日本の、とりわけ、青森県は短命県である。下風呂温泉に泊まって、カバの周りにいるごく近い先輩友人後輩には本当に癌患者が多いのに改めて驚いた。下北に同行した昭和19年生まれの古村県議は7年前、浪岡町会議員2期目の立候補直前に胃癌で倒れ、胃を5分の4摘出した。カバの2級上の十和田湖町の田中さんも5年前に胃癌を発症し、手術している。同年の大畑町の清川氏は、退職直前に初期の食道癌がみつかり、手術して食道の癌は治ったものの、昨年、喉頭に癌がみつかり、高校同期の三国谷君は県庁でこれからという時期に胃癌を手術して、いまにいたっている。青森でも何度も飲んだことのある大間町役場の和田君はすい臓癌でこの3月に55歳の若さで亡くなった。ほかにも、定年前に癌で倒れた県市町村職員がたくさんいる。大学同期の小笠原君も三年前、白血病に罹患し、放射線治療により生還した。
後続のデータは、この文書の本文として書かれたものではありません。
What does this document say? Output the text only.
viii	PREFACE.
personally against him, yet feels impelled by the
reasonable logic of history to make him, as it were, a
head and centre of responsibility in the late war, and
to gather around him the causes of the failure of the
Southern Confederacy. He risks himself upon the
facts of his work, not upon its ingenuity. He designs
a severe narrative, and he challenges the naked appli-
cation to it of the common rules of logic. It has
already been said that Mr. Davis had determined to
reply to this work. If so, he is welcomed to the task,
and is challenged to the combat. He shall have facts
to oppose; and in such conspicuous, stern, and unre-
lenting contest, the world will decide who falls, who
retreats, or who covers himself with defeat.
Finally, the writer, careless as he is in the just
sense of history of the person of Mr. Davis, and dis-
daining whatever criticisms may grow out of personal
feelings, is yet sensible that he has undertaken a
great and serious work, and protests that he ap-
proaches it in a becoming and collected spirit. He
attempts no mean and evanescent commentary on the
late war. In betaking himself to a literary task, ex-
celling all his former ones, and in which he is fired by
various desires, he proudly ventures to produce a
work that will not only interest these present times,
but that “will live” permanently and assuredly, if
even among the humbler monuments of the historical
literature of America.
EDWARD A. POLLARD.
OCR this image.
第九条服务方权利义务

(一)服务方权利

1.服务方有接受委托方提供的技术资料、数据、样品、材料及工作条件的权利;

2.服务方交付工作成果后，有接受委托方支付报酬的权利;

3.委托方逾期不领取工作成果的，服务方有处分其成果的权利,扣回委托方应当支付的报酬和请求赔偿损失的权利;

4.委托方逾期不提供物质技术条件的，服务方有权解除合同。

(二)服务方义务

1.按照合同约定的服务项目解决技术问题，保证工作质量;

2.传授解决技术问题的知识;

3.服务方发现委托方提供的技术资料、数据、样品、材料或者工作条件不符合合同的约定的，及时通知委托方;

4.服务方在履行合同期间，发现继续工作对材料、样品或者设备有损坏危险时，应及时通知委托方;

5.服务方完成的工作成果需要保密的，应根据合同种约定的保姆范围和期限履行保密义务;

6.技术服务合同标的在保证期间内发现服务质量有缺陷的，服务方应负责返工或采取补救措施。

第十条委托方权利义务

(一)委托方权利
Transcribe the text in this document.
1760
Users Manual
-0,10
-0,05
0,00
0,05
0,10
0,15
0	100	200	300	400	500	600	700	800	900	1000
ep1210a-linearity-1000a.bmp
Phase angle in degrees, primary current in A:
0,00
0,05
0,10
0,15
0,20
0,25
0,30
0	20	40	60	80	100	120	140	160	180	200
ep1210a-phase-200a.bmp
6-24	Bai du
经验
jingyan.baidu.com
昨日会った東京の友人も、昨年、十月に会ったとき、驚くほど痩せた姿をみて何かの異変を感じたが、一月下旬に酸ヶ湯温泉に行ったとき、打たせ湯に背中と腰をあてていた。彼は、やはり癌を発症していた。三月に肝臓を500グラムと胆嚢までとったという。2歳年下のその友人が全快して、やり残した仕事を全うできることをカバは毎日、昨日も今日も明日も祈っている。
カバのこれからの人生を賭ける文学の世界でも、北狄の服部先生が大腸癌が転移し肺炎から命を落としたし、小野弁護士は四度の癌手術から生還した。ペンクラブの吉田さんも癌と闘っている。生きるために、生きている間は、生きなければならぬ。癌の人が頑張っているのに、癌でない人が自堕落な生をおくることはできない。
古村県議は車の中で言った。
「それにしても、癌が多いな。いったい、核実験の放射能の雨の影響じゃないのかな」
それをきいて、カバははっとした。再処理工場は耐用年数40年で、試験開始は2001年、アクティブ試験で再処理を行い始めたのが2006年である。排気塔から放出されている気体の放射性ヨウ素の量は排出基準の2分の1である。これ以上に放出していないという保証はない。因みに、去年の3月15日に青森県内で福島原発の水素爆発の影響の放射能が検出されているからだ。
いまでもこんなに癌が発生しているのだから、あと5年後にはもっともっと癌が発生していくのではないかという恐怖だ。それが、だんだん低年齢化していくのではないかという確信にもにた恐れだ。
とにかく、命を大事にして、できるだけ癌にならないように日々、節制するだけだ。